What does waste sorting within UM entail?
Waste bins consisting of three compartments will be placed in central locations, such as hallways, break rooms and catering locations. The blue compartment is for paper, orange for plastic waste, and grey for general waste. Organic waste will not yet be collected across the entire campus as there is not enough of it.
The familiar old waste bins in the workplace and classrooms will become a thing of the past. There will still be a wastepaper container in the workplace, but from now on staff must empty it themselves into the new centrally located bins.
Why sort waste?
In 2016, students and staff at UM each produced 20 kg of general waste.
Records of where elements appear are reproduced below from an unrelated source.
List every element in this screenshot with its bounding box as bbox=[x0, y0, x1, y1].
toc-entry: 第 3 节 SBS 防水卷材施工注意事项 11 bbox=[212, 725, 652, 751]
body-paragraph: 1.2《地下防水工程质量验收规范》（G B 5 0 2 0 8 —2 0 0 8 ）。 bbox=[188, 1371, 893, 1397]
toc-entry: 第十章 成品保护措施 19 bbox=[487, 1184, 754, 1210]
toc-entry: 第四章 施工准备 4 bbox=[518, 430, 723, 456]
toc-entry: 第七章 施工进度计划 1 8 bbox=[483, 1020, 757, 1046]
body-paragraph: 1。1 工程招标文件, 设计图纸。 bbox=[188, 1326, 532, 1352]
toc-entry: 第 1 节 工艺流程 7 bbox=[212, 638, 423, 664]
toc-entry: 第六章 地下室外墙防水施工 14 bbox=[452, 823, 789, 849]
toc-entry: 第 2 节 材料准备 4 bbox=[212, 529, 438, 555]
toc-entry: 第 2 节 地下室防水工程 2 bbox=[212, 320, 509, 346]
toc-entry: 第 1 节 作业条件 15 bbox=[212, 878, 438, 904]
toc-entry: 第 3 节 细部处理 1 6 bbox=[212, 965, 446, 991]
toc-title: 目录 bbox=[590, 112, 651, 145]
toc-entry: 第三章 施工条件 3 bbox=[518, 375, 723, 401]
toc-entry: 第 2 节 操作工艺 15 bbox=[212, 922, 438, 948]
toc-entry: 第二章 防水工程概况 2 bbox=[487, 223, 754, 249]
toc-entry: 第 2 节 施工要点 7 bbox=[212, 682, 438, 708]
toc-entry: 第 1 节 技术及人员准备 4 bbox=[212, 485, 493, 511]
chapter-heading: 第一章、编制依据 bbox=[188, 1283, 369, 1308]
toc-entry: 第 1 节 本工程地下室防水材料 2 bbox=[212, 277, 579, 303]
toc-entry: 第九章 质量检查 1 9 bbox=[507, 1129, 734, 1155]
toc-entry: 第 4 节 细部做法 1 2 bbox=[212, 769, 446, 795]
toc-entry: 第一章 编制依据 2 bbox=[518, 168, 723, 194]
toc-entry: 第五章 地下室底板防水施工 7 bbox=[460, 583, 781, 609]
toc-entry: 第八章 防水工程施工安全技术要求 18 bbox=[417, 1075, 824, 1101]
UM no longer sees waste as an undesirable and unavoidable end product of consumption, but as a valuable raw material. Waste sorting and recycling are in line with UM’s ambition to be a green university by 2030.
A vision that focuses on sustainability calls for the so-called ‘cradle-to-cradle’ approach and stimulates the reduction, reuse, and recycling of waste. UM-wide waste sorting, and specifically cutting general waste from 55% to 45% of the total waste flow by 2021, will bring us a significant step closer to achieving that goal.
Besides contributing to a cleaner environment, waste separation contributes to:
- socially responsible entrepreneurship
- efficient waste collection and cleaning
- a sustainable, clean and healthy workplace
- an attractive environment to learn and work in.
As we all know, giving recyclable waste a second life helps to minimise the impact waste has on the environment.
Marc Fischer, UM Sustainability advisor
What happens to the sorted waste?
Old paper is converted into new paper. Paper and cardboard can be reused many times over and in the Netherlands, are the main raw materials for producing new paper and cardboard. Reuse saves raw materials, with each 1000 kg of recycled paper actually saving fifteen trees!
Collecting plastic also pays off. Sorting plastic at the source is necessary if it is to be used to manufacture new products such as fleece clothing, tennis balls and new packaging materials. Because no new plastic is needed for these products, less fossil resources such as oil are needed and savings are made on both energy and CO2 emissions. For example, the energy saved by recycling a single plastic bottle can power a 60W-lamp for six hours.
General waste is sent to the incinerator.